For instance, I recently spent a couple of hours working out to make a Genre model which acts_as_nested_list
work in such a way that when ask one of the trunk genres for its tracks it finds all the tracks associated directly with the trunk or with any of the genre’s sub genres. It’s made doubly complicated by the fact that the genre is related to its tracks through a relationship model, and triply complicated that we’re going to want to be able to be able to search within the basic set of results (because, usually, we don’t want 300 tracks on a page…)
The solution I ended up with runs to about two emacs screenfuls and it’s ugly as hell. We’re having to declare custom ‘select_sql’ for getting the basic collection, and then extending the association with a custom ‘find’ and method_missing, and you can forget about making genre.tracks.create
work because life is far too short.
There’s no doubting that the solution is clever; it took a couple of hours of concentrated thought and experimentation to come up with it. However, it’s definitely Bad Clever.
What is Bad Clever?
Bad Clever is when something was hard to do, but it looks hard to do and, worse, is hard to understand. Bad clever is when the complexity of finding a solution pokes through into the form of that solution. Bad Clever is when you end up feeling like you haven’t been clever enough. Bad Clever is the proof that Four Colours Suffice, Java’s static type system, WS-Deathstar and inline Javascript. Bad Clever is “Dammit, if it was hard to do, it should be hard to understand!”.

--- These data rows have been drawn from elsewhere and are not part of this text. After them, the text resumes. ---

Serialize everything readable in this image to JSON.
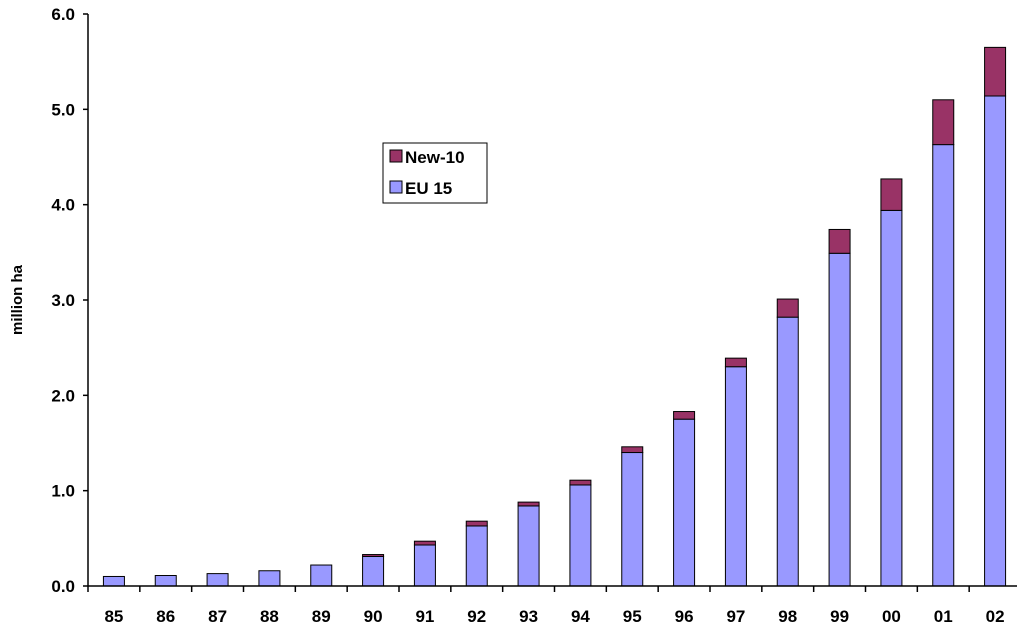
{
  "chart_data": {
    "type": "bar",
    "stacked": true,
    "title": "",
    "xlabel": "",
    "ylabel": "million ha",
    "categories": [
      "85",
      "86",
      "87",
      "88",
      "89",
      "90",
      "91",
      "92",
      "93",
      "94",
      "95",
      "96",
      "97",
      "98",
      "99",
      "00",
      "01",
      "02"
    ],
    "series": [
      {
        "name": "EU 15",
        "color": "#9999ff",
        "values": [
          0.1,
          0.11,
          0.13,
          0.16,
          0.22,
          0.31,
          0.43,
          0.63,
          0.84,
          1.06,
          1.4,
          1.75,
          2.3,
          2.82,
          3.49,
          3.94,
          4.63,
          5.14
        ]
      },
      {
        "name": "New-10",
        "color": "#993366",
        "values": [
          0,
          0,
          0,
          0,
          0,
          0.02,
          0.04,
          0.05,
          0.04,
          0.05,
          0.06,
          0.08,
          0.09,
          0.19,
          0.25,
          0.33,
          0.47,
          0.51
        ]
      }
    ],
    "ylim": [
      0,
      6
    ],
    "yticks": [
      "0.0",
      "1.0",
      "2.0",
      "3.0",
      "4.0",
      "5.0",
      "6.0"
    ],
    "grid": false,
    "legend": {
      "position": "upper-left-center",
      "entries": [
        "New-10",
        "EU 15"
      ]
    }
  }
}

What about Good Clever then?
Good Clever delights. Good Clever is modest, only revealing exactly how clever it is when you look more closely. Good Clever has a simple set of Just Stories - the complexity of the problem domain is exposed gradually. Good Clever has the Quality Without a Name. Good Clever is what happens when you have that simplifying insight that turns a bit of ugliness into something that isn’t going to embarrass you.
Most of the time, Rails is Good Clever, Smalltalk has the Good Clever nature in abundance. Good clever is Cantor’s proof that the real numbers are uncountable, Turing’s proof that the Halting Problem can’t be solved. Good clever is the Atom Publishing Protocol, Haskell’s static type system, and Unobtrusive Javascript. Good Clever is Origin of Species and Mick Jaggers phrasing on Sympathy for the Devil. Good clever rocks.